The company pledged that all of its cocoa will be responsibly sourced by 2025 — which means ensuring it doesn't contribute to deforestation or child labor — and that farmers will get paid more for using responsible practices.
John Ament, Global Vice President of Cocoa, told Reuters while the company had previously relied on certifiers such as the Rainforest Alliance and Fairtrade, it now sees those certifications as insufficient to ensure sustainable practices and a good wage for farmers, which have been losing income despite only growth in demand for cocoa. The company is, therefore, transitioning to setting higher standards internally.
The first step in fixing a pervasive problem is admitting that the problem exists. Mars and the major players in the cocoa industry have done so openly for many years, but solutions have been slim.
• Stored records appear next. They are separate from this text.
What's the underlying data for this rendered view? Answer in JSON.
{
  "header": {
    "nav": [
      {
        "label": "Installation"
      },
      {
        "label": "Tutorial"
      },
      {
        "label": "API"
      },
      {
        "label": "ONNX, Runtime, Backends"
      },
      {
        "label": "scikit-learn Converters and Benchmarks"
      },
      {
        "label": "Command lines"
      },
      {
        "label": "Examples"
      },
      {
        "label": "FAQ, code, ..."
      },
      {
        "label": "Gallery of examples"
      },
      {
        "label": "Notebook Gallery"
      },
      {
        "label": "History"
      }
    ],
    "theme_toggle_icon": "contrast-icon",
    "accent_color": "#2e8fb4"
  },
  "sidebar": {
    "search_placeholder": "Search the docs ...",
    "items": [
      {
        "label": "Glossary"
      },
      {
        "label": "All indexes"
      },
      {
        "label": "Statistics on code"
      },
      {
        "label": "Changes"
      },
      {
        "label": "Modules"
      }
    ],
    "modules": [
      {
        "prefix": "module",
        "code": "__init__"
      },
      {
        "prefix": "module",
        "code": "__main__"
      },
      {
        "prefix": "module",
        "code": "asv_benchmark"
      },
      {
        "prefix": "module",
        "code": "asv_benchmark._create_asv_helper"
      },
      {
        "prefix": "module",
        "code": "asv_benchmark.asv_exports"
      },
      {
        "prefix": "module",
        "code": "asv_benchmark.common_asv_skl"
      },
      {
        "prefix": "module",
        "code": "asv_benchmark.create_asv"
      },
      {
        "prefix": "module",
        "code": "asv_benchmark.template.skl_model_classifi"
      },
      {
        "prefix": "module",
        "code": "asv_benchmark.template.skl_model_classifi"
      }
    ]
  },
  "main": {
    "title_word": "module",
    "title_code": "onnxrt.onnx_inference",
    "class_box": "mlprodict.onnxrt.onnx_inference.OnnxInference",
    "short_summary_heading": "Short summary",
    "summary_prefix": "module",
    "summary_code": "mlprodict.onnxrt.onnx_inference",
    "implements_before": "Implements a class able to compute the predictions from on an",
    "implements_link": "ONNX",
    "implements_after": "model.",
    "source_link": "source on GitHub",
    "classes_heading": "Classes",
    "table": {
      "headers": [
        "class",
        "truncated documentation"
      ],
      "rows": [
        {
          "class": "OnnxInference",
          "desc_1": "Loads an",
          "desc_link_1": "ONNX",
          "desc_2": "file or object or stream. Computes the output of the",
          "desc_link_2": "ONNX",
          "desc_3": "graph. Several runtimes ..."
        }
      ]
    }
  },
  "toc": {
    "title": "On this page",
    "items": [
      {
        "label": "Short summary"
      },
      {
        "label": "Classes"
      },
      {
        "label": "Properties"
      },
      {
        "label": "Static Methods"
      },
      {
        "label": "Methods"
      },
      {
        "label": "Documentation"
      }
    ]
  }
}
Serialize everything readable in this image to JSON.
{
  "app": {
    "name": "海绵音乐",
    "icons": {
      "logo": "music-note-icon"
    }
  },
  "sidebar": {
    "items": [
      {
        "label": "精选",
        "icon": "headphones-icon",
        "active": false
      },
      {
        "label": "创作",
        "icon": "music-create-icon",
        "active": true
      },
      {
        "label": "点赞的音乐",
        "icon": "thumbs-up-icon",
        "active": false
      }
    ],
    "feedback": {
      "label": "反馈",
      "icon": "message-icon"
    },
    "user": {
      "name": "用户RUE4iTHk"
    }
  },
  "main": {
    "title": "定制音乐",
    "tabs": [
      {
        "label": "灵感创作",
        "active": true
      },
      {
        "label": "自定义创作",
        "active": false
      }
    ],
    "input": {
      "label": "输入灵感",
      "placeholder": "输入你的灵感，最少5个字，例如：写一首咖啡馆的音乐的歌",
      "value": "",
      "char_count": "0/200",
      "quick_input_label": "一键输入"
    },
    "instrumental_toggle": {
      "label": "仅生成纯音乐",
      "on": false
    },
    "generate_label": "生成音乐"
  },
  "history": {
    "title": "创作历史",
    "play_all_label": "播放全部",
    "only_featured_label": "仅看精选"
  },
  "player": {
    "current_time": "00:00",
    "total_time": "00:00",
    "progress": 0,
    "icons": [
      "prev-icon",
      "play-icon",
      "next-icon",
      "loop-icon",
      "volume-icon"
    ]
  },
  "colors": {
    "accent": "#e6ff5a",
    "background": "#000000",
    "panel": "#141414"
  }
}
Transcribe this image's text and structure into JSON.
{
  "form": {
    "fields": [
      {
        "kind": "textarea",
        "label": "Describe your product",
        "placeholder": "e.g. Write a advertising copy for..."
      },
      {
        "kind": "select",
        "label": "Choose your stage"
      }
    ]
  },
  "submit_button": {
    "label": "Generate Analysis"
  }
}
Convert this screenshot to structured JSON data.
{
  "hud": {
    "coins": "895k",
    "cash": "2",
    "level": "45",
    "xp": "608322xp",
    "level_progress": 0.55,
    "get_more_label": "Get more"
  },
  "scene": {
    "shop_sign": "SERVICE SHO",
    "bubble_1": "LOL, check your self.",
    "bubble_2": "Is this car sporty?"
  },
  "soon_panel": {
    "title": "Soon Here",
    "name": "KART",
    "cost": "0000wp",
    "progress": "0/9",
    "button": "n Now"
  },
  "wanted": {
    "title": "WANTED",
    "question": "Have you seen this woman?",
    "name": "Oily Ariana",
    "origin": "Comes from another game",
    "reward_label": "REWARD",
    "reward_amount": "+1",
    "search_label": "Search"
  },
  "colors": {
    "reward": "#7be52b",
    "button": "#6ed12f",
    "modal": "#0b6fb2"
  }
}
Last year, the 12 largest companies involved with the production of cocoa products, including Mars, joined to form the World Cocoa Foundation (WCF), which seeks to halt deforestation and the degradation of forest cover within the cocoa production supply chain.
Hershey is working with the World Cocoa Foundation (WCF) to reverse some of the deforestation caused by the cocoa industry and also to avoid contributing further. And Mondelez International signed a Memorandum of Understanding (MOU) with the Forestry Commission of Ghana, Ghana Cocoa Board and the United Nations Development Programme (UNDP) to reduce emissions in the country's cocoa supply chain.
Despite all of these initiatives, concrete solutions and real progress have been scarce. The Cocoa Barometer Report released in April concluded 10 years of work to improve the sustainability of the cocoa industry had been minimally effective.
Mars' new plan relies on increasing firsthand visibility and traceability in its supply chain, using GPS mapping to make sure that cocoa is not coming from protected forests, and working directly with 75,000 farmers to increase productivity and diversify crops for steadier income.
Chris de Wolfe, Director of Corporate Risk for Mars, said at the Institute for Supply Chain Management's 2018 conference that the low income of cocoa farmers is a supply chain risk, as farmers may choose to grow another, more lucrative crop.
Demand for cocoa is not slowing down despite the industry's many humanitarian and agricultural issues. The value of the U.S. chocolate market alone is expected to surpass $30 billion by 2021, according to a 2016 TechSci Research report.